United States District Court, D. Colorado
May 6, 2014
UNITED STATES OF AMERICA, Plaintiff,
MARK JORDAN, Defendant.
LEWIS T. BABCOCK, District Judge.
This case is before me on Defendant's Objection to New Government Evidence [Doc # 700]. By Order dated March 21, 2014, I ordered that this motion be held in abeyance pending further briefing by the parties regarding statements Mr. Stone made after he was stabbed. This briefing has been completed, and I now find and conclude as follows:
Before addressing whether Mr. Stone's statements after he was stabbed are admissible as dying declarations, I must determine whether these statements may be considered in the context of Defendant's motion for a new trial even though they were excluded at Defendant's original trial. The parties have not cited any Tenth Circuit authority directly addressing this issue, and there appears to be little authority on point from other jurisdictions.
In support of its argument that Mr. Stone's statements may be considered in the context of Defendant's motion for a new trial, the government principally relies on United States v. Kelly, 539 F.3d 172 (3d Cir. 2008). There, the Third Circuit stated that in determining the credibility of a defendant's "new evidence, " a district court "must weigh the proffered evidence against all of the other evidence in the record, including the evidence already weighed and considered by the jury in the defendant's first trial", id. at 189 (emphasis added), and "should take into account all of the evidence that a jury would be likely to hear and consider were the defendant granted a new trial." Id. at 190. I am persuaded that this broad perspective is the proper approach and that it would be a waste of judicial resources to grant Defendant's motion without considering evidence that will have a significant impact on whether Defendant is likely to be acquitted at a new trial. See United States v. Gwathney, 465 F.3d 1133, 1143 (10th Cir. 2006) (to procure a new trial based on newly discovered evidence, a defendant must show, among other things, that new evidence is of such a nature that in a new trial it would probably produce an acquittal).
Having concluded that Mr. Stone's statements after he was stabbed may be considered in the context of Defendant's motion for a new trial, I must next determine whether these statements constitute admissible evidence. The first question in making this determination is whether Mr. Stone's statements qualify as dying declarations under Fed.R.Evid. 804(b)(2). I previously ruled that they did, see United States v. Jordan, 2005 WL 513501 at *1-2 (D. Colo. March 3, 2005), and this is now the law of the case. See McIlravy v. Kerr-McGee Coal Corp., 204 F.3d 1031, 1034 (10th Cir. 2000) (under law of the case doctrine, once a court decides upon a rule of law, that decision should continue to govern the same issue in subsequent stages of the same case). Even if I did not at that time consider Defendant's argument that Mr. Stone's dying declarations should be deemed inadmissible because they reflect mere speculation on Mr. Stone's part, I find this argument unpersuasive. See Shepard v. United States, 290 U.S. 96, 101-2 (1933) (declaration may be inadmissible as dying declaration "if the setting of the occasion satisfies the judge, or in reason ought to satisfy him, that the speaker is giving expression to suspicion or conjecture and not to known facts").

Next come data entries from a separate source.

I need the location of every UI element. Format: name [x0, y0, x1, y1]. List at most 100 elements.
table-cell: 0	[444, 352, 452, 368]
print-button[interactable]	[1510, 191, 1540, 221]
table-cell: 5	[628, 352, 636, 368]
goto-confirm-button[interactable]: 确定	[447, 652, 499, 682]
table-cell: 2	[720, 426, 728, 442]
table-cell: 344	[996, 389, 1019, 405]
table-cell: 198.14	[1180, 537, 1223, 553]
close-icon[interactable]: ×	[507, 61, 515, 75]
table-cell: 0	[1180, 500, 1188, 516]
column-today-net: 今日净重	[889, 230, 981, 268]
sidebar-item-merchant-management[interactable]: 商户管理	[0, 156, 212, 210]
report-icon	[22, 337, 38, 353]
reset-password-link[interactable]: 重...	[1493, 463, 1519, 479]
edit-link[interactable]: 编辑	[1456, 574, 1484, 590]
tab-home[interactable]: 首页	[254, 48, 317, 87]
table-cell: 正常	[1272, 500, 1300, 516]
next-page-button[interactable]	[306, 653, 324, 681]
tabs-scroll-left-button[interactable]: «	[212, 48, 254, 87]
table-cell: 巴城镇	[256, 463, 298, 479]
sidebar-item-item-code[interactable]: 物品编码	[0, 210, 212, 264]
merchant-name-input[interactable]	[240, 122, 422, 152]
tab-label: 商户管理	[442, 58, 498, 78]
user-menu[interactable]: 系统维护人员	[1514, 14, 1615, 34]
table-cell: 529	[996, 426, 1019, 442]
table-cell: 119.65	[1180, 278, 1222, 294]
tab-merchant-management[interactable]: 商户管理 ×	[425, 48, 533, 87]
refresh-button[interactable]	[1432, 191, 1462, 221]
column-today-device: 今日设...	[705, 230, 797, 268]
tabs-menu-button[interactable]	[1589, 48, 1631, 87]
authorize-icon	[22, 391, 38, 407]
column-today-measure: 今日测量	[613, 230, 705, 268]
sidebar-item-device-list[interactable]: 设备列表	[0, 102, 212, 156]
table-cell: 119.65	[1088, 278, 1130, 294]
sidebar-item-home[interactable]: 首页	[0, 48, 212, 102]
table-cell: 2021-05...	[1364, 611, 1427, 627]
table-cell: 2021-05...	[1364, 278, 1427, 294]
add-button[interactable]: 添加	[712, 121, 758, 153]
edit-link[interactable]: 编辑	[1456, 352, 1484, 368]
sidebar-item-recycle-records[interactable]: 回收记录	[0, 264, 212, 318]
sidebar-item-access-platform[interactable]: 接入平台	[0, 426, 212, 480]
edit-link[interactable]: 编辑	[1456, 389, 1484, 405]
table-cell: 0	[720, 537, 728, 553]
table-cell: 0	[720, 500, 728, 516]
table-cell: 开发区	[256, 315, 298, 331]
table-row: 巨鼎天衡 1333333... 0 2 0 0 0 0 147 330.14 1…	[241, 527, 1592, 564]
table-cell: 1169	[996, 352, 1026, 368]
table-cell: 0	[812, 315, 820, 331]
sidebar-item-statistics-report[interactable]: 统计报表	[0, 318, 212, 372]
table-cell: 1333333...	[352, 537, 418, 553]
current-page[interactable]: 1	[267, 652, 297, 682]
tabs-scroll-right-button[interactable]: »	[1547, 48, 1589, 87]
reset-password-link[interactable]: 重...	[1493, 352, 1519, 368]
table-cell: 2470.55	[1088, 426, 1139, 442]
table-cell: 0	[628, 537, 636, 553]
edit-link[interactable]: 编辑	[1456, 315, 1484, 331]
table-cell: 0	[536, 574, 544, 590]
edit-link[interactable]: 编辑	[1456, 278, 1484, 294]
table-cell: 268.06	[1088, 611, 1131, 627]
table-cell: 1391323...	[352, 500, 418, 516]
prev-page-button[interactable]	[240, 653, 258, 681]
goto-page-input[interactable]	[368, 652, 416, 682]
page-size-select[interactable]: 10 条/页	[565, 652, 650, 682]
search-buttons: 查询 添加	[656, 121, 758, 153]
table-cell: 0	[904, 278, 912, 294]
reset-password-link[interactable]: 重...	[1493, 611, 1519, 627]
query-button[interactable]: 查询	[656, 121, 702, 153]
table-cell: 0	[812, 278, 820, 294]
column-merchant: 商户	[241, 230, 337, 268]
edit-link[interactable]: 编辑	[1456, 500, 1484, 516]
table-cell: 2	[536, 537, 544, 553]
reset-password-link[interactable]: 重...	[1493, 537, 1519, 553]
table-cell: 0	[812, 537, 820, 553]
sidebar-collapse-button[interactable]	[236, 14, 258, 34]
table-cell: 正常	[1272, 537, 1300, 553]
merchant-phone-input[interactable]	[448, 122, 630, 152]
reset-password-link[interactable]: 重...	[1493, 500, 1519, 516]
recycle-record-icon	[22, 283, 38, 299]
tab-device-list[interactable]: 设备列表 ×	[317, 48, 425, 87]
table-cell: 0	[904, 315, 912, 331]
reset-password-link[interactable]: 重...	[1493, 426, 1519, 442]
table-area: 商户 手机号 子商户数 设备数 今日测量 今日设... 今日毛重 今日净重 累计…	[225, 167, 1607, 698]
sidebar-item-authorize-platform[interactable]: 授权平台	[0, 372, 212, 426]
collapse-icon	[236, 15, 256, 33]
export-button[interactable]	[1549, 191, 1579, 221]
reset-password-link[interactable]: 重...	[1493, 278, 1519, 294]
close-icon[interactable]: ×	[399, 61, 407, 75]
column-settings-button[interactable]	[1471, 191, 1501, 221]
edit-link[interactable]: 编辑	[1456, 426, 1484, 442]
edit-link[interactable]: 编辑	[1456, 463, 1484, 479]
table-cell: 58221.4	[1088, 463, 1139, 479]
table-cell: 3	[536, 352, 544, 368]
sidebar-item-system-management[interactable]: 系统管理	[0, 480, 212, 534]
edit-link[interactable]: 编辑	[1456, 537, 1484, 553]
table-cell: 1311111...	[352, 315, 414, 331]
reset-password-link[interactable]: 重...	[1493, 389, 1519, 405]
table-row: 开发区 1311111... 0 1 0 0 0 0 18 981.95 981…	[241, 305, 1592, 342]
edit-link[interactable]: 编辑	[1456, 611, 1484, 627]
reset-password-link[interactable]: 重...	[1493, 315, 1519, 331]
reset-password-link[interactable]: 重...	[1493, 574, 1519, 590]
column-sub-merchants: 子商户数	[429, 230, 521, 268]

Although I previously concluded that Mr. Stone's statements were dying declarations under Rule 804(b)(2), I ruled that they were nonetheless inadmissible pursuant to Crawford v. Washington, 541 U.S. 36 (2004) because they violated the Sixth Amendment Confrontation Clause. However, the weight of post- Crawford authority has read that decision as recognizing a dying declaration exception to the Confrontation Clause. See Peter Nicolas, "I'm Dying to Tell You What Happened': The Admissibility of Testimonial Dying Declarations Post-Crawford, " 37 Hastings Const. L.Q. 487, 492 & n. 24 (Spring 2010) (collecting cases reading Crawford with "near anonymity" as creating a dying declaration exception to the Confrontation Clause). Indeed, the Supreme Court itself has cited Crawford for acknowledging that dying declarations are an exception to the Confrontation Clause. Giles v. California, 554 U.S. 353, 358 (2008). Under the present state of the law then, I now conclude that Mr. Stone's dying declarations are not subject to the Confrontation Clause, and I therefore need not consider the government's alternative argument that admission of these statements would not violate the Confrontation Clause because they are not testimonial in nature.
IT IS THEREFORE ORDERED that
1. Defendant's Objection to New Government Evidence [Doc # 700] is DENIED with respect to Mr. Stone's Statements after he was stabbed; and
2. The government may present evidence of these statements at a forthcoming evidentiary hearing on Defendant's motion for a new trial.